For both horizontal and vertical accuracy, the ASPRS standards establish a 95% confidence interval for each accuracy class. This effectively means that in order to meet the standard for a particular accuracy class, 95% of the measured error values need to be smaller than the limits established for that class. Any error measurements up to that threshold (and a few even larger) are considered acceptable. This propagates in either the positive or the negative direction, which is why when comparing two datasets, we have to add their respective error together to fully appreciate the possible or “allowable” error in the comparison. One might err high, and the other low. Both would still be acceptable.

The Root Mean Square Error (RMSE), by contrast, is more analogous to the “average” error and is not a threshold value. Contrary to many misconceptions, RMSE is NOT an upper limit, or a “not to exceed” value for error, although it is commonly misused as such.

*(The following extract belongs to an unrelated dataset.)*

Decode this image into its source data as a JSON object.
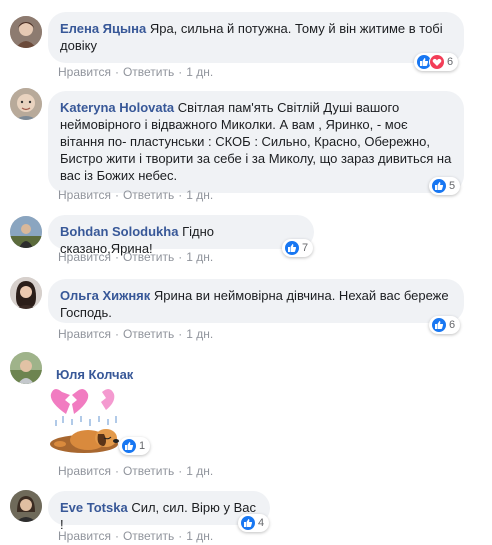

Using these standards, we can combine the anticipated “allowable” vertical error from two different datasets and establish a minimum threshold for detecting any changes between them.


A Case Study

GroundPoint recently conducted a change detection analysis for a project site in Western New York State. The area had recent 2020 LiDAR, along with legacy LIDAR data dating back to 2008. The purpose of the analysis was to identify locations of sediment sources and observable erosional changes that occurred over the past 12 years. Table 1 shows how the standards described above were used to assess allowable errors for both datasets.

Comparison of the ASPRS Accuracy Classes applied to two different datasets.

Note that the horizontal accuracy, for example, cannot be higher than the resolution of the data. If information were available documenting the horizontal accuracy of the LiDAR data for each raw point cloud, that could be used to further refine the horizontal accuracy of the change detection, and the impact of horizontal error on vertical error, etc. Lacking detailed metadata or accuracy assessment reports, we assume the data has the BEST POSSIBLE accuracy at the resolution provided.

Building a relatively straightforward model in ArcGIS, Total Allowable Error can be calculated on a cell-by-cell basis and compared with measured differences between two elevation models.

Example ArcGIS Model for calculating differences between elevation datasets, adjusting for the total
allowable error.
The result is a raster where only cells with differences greater than the total allowable
error are preserved.


Any cells with measured elevation differences (either positive or negative) smaller than the total allowable error are removed, and the remaining cell values adjusted accordingly. The result is a raster where:

  • Cells that experienced measured differences less than the Total Allowable Error are set to “NoData” (removed)
  • Cells that experienced measured differences larger than the Total Allowable Error were adjusted to remove the error in each cell from the measured difference.

The final figure below shows an example of the raw elevation differences displayed in orange, and the differences adjusted for error shown in grey.

Example of a point demonstrating the raw difference in elevation (CDM2020_2008) and
the difference adjusted for Total Allowable Error at that same location (Merge_2008).


With so much great geospatial data at our fingertips, using that data to assess change over time is going to be an increasingly important and valuable activity. But we can’t do it without accounting for inherent (and known!) errors in the data. Doing so will lead us toward false assumptions and incorrect conclusions about actual changes that may or may not actually be taking place!